One newspaper ran an online poll on whether Pocklington should be booed. Two thirds said yes.
To them, the man known as "Peter Puck" will always be the one who sold Gretzky to the Los Angeles Kings in 1988 for $18M Cdn.
The Gretzky sale came after the Oilers had won four cups and were only getting stronger.
The sale was a gut punch to Edmonton. Diehards burned Pocklington in effigy. Radio stations doctored the popular Bobby McFerrin song to soothe a savage fan base ("Ooh oo-ooh ooh ooh oo-ooh. Don't worry. Wayne's Happy Now.")
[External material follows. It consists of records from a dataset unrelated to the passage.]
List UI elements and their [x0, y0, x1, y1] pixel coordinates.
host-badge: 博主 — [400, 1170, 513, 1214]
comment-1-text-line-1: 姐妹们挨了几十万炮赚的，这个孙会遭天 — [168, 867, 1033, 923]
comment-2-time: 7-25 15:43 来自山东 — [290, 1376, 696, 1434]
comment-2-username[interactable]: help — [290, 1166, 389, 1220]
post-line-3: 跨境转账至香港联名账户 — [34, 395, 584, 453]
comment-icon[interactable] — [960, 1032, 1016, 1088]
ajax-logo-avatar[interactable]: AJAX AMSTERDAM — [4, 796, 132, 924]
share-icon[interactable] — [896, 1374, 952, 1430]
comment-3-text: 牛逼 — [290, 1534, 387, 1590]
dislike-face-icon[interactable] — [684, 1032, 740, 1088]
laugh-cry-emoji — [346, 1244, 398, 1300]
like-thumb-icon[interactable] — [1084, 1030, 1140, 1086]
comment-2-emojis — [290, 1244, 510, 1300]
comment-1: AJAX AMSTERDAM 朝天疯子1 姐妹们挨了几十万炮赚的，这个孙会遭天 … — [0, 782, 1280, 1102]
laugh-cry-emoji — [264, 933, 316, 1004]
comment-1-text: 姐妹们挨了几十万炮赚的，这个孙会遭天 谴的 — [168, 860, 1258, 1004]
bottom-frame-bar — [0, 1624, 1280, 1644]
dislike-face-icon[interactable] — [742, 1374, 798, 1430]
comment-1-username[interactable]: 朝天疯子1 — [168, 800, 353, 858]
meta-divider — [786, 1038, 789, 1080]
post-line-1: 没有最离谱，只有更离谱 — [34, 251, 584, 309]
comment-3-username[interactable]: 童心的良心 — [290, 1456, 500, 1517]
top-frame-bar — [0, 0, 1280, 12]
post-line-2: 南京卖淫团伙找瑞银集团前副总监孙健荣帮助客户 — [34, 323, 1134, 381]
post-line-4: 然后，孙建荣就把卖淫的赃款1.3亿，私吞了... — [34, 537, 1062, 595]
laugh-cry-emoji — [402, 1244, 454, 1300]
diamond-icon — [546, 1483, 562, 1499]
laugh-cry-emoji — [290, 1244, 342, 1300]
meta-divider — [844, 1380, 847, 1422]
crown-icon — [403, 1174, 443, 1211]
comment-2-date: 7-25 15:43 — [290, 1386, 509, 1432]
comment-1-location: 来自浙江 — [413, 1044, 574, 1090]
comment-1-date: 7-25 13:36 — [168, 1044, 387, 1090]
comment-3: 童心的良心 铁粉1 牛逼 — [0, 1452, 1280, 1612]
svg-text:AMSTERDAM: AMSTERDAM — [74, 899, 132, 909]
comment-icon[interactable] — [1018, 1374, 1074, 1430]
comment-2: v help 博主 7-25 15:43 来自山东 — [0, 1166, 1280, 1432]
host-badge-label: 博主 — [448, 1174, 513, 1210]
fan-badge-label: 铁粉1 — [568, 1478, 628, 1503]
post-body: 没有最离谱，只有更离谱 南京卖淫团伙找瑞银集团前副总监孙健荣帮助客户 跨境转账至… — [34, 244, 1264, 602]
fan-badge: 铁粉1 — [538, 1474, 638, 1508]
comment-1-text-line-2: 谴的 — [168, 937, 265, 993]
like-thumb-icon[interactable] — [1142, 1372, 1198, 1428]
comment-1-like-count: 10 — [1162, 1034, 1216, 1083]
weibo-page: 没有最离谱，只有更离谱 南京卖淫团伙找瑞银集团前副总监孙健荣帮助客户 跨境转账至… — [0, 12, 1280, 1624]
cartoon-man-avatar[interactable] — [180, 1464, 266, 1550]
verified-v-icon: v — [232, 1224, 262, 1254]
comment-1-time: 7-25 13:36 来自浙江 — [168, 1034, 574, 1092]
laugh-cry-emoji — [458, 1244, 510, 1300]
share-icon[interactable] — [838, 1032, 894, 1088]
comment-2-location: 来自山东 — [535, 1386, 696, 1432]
In Ottawa one politician demanded the trade be stopped as Gretzky was a national treasure.
Earlier this week, Pocklington kept a low profile during reunion festivities, granting only one interview to a select group of journalists.
During it, he reiterated the mantra that the sale was inevitable. Gretzky was a "depreciating asset" sure to command a stratospherically large contract that could not be sustained, he said.
What about the angry masses, he was asked in Wednesday's interview.
"I don't really give a damn what the unwashed have to say," he replied.
It was a fairy tale Stanley Cup run that didn't have a happy ending.
Gretzky's departure marked the launch of a star exodus that had actually begun a year earlier, when an unhappy Coffey was traded to Pittsburgh in 1987.
After the final cup win in 1990, the players were sold off or traded en masse to cut costs in a league that was seeing the gap widen between the haves and haves not.
By 1992 Pocklington threatened to move the team to Hamilton unless he got a better revenue deal on the home rink. By 1997, awash in debt, he sold the team and moved to southern California.
There he has continued to dabble in various enterprises while running afoul of the law.
Currently he faces possible jail time in the U.S. for violating the terms of his probation stemming from his 2010 admission of perjury in a bankruptcy fraud case.
Those troubles still loom.
But for one brief moment Friday, a hard-headed businessman and a city that had felt abused and betrayed let bygones be bygones and joined as one to remember the glory of their times.